Voters approved the legalization of marijuana last year, putting Washington at the forefront of the new frontier of pot use. Along with Colorado, our state is pioneering a process for the legalized sale, manufacture and use of marijuana by its citizens.
Though the sale and use of marijuana is prohibited by federal law, the U.S. Department of Justice recently announced that it would not sue either state because of plans to tax and govern marijuana sales for adults.
Federal officials conditioned that statement with the request that states make priorities to prevent impaired driving, keep pot out of the hands of minors and off the black market.
That gave Washington the green light to debut its plan for 334 pot stores across our state, the first of which could be open by June. The stores are allocated by population with Benton County being allowed 10 stores and Franklin County five outlets.
The Liquor Control Board also capped pot production at 40 metric tons per year, and placed limits on how many licenses one entity could hold.
The board's proposed rules are subject to comment for 30 days. Once they're adopted, a new industry will be put in motion, the likes of which we haven't seen since Prohibition was repealed by the 21st Amendment in 1933.
When something becomes legal that was formerly forbidden by law, it opens up a can of worms for governments and regulatory agencies.
We firmly believe in acting on the will of the people, but we also believe that process should be undertaken with careful consideration and thought. We think it's wise for cities to get their ducks in a row before allowing pot stores to open. This is no easy task.

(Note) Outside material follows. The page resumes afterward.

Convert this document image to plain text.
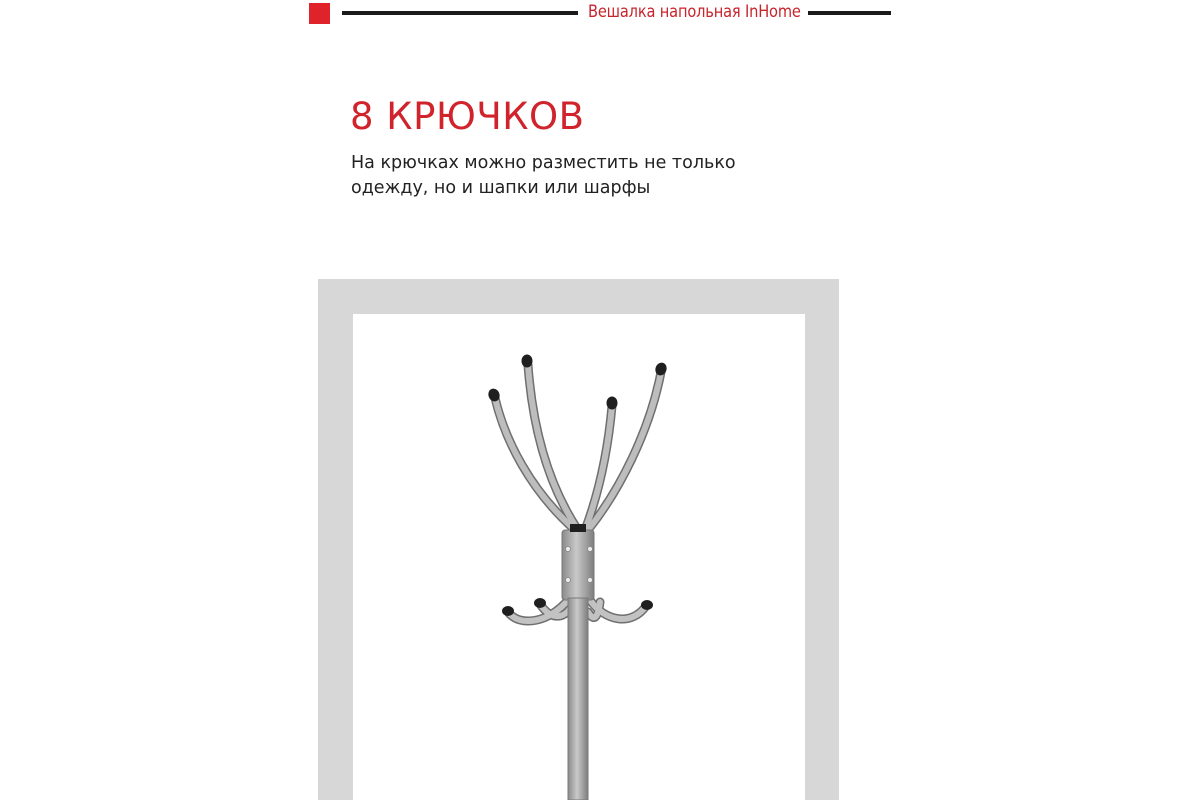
Вешалка напольная InHome
8 КРЮЧКОВ
На крючках можно разместить не только
одежду, но и шапки или шарфы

Like it or not, pot is coming to a storefront near you in the near future. But order and reason are imperative as jurisdictions set forth their plans.
The initiative allows the Washington State Liquor Control Board until Dec. 1 to write the rules of the new system. The board is building the system "from seed to sale," according to its website.
And while there will be a legal process for which to grow, sell and consume marijuana, the law does have its limits. It is legal to possess up to an ounce but you can't smoke it in public. You must be 21 and older to buy, possess or partake, just like with booze. Rules and regulations on production and sales will be in place and enforced just as they are with alcohol. Citations will be issued for impaired drivers. You can't possess large quantities or operate a sales or production system that is not state-approved.
With so much new ground to plow, we expect many jurisdictions are waiting on the state to adopt the draft rules. And, quite likely, many are hoping for another city or county to adopt a set of rules to use as a model.
The board even refers people to a frequently asked questions site published by the Seattle Police Department on how it plans to address marijuana possession. That is the same proactive police department that had a booth at the recent Seattle Hempfest, where officers distributed Doritos with a label reminding folks to check out its FAQ on pot use at tinyurl.com/spd-pot.
While some folks are having fun with the education component of the law, getting the process in place is serious business and worth the time it will take before stores open their doors.
We recommended voters reject the initiative, preferring to let some other state break the trail into this uncharted territory. Nothing about the way the shift to legalized marijuana is unfolding makes that seem like a bad call.